The US investment bank first announced in April that the South African Government Bond Index had become eligible for inclusion in its World Government Bond Index (WGBI), saying its April 2012 profile had satisfied all three WGBI requirements of size, credit, and lack of barriers to entry.
Last week, Citigroup said South Africa had now satisfied the WGBI criteria for three months running, and would therefore be included in the index from October.
Citigroup’s decision represents a major vote of confidence in South Africa, particularly with its credit rating placed under negative outlook by the big three global rating agencies.
Created in 1987, the WGBI currently comprises 22 countries including Australia, Canada, Germany and the United States.
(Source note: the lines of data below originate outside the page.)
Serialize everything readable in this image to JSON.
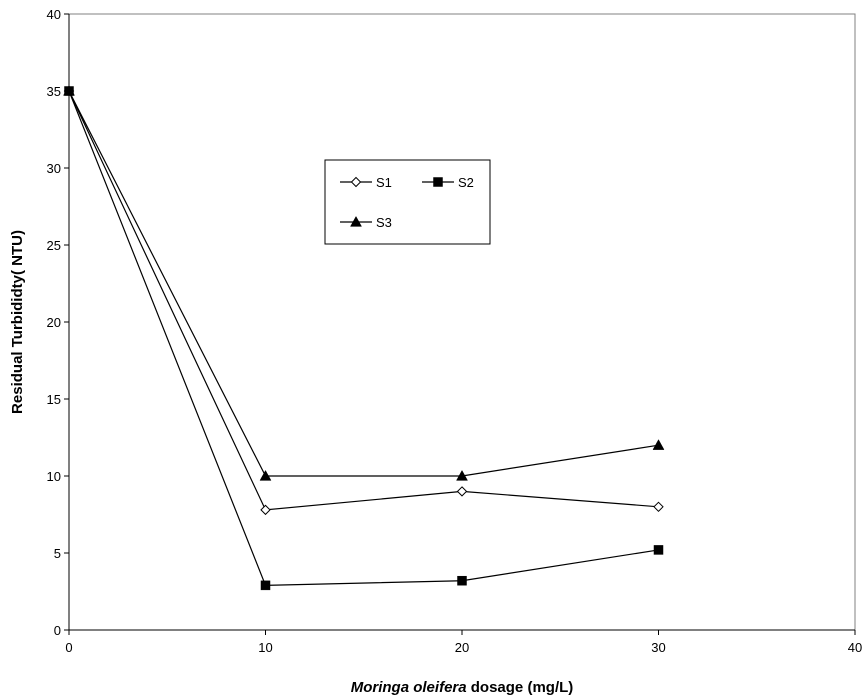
{
  "chart_data": {
    "type": "line",
    "title": "",
    "xlabel_italic": "Moringa oleifera",
    "xlabel_rest": " dosage (mg/L)",
    "ylabel": "Residual Turbididty( NTU)",
    "xlim": [
      0,
      40
    ],
    "ylim": [
      0,
      40
    ],
    "xticks": [
      "0",
      "10",
      "20",
      "30",
      "40"
    ],
    "yticks": [
      "0",
      "5",
      "10",
      "15",
      "20",
      "25",
      "30",
      "35",
      "40"
    ],
    "grid": false,
    "legend_position": "upper-center",
    "x": [
      0,
      10,
      20,
      30
    ],
    "series": [
      {
        "name": "S1",
        "marker": "diamond-open",
        "values": [
          35,
          7.8,
          9,
          8
        ]
      },
      {
        "name": "S2",
        "marker": "square-filled",
        "values": [
          35,
          2.9,
          3.2,
          5.2
        ]
      },
      {
        "name": "S3",
        "marker": "triangle-filled",
        "values": [
          35,
          10,
          10,
          12
        ]
      }
    ],
    "colors": {
      "line": "#000000",
      "marker_fill": "#000000",
      "marker_open_fill": "#ffffff"
    }
  }
}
Many global bond funds are benchmarked against the WGBI, and South Africa’s inclusion could fuel demand for the country’s bonds from investors who track the index.
South Africa’s inclusion will be “a big milestone for the WGBI as we continue to diversify our coverage,” Ernest Battifarano, Citigroup’s global head of index development and production, said in April. “Investors who have not previously considered South Africa may tap into this exciting and developing market.”
The Mail & Guardian reported recently that there was “strong and growing demand from international investors for bonds in South Africa, with some analysts even seeing it as a relatively safe haven during the eurozone’s debt crisis.
“South Africa’s market is liquid, offers an established yield curve and high returns, traders say, with the added attraction of being promoted into a major bond index recently,” the Mail & Guardian reported.
“The 20-year benchmark bond is now offering an 8.8% yield compared to its Mexico counterpart at 7%.”
There are currently 11 South African government bonds that will be included in the WGBI. With a market value of $83.0 billion, these will represent a pro forma market weight of 0.41 percent in the WGBI.
This weighting compares well with other emerging markets on the WGBI, with Malaysia’s standing at 0.37% in April, Finland’s at 0.45%, Ireland’s at 0.51%, Poland’s at 0.55% and Mexico’s at 0.64%.
The WGBI’s entry requirements are: a minimum market capitalization of US$50-billion, a domestic long term credit rating of A-/A3 by either S&P or Moody’s, and no barriers to entry.
“South Africa has been running a very tight fiscal ship for many years, and the decision is wonderful for the country,” Graham Smale, director of bonds and financial derivatives at the JSE, told Business Day when South Africa’s provisional inclusion was first announced.
South Africa’s National Treasury also welcomed the announcement, saying South Africa had and continued to enjoy strong capital flows into its bond market.
“These inflows have been a direct benefit of prudent fiscal and macro-economic policies that have helped to cushion South Africa against the worst effects of the global financial crisis,” the Treasury said in a statement.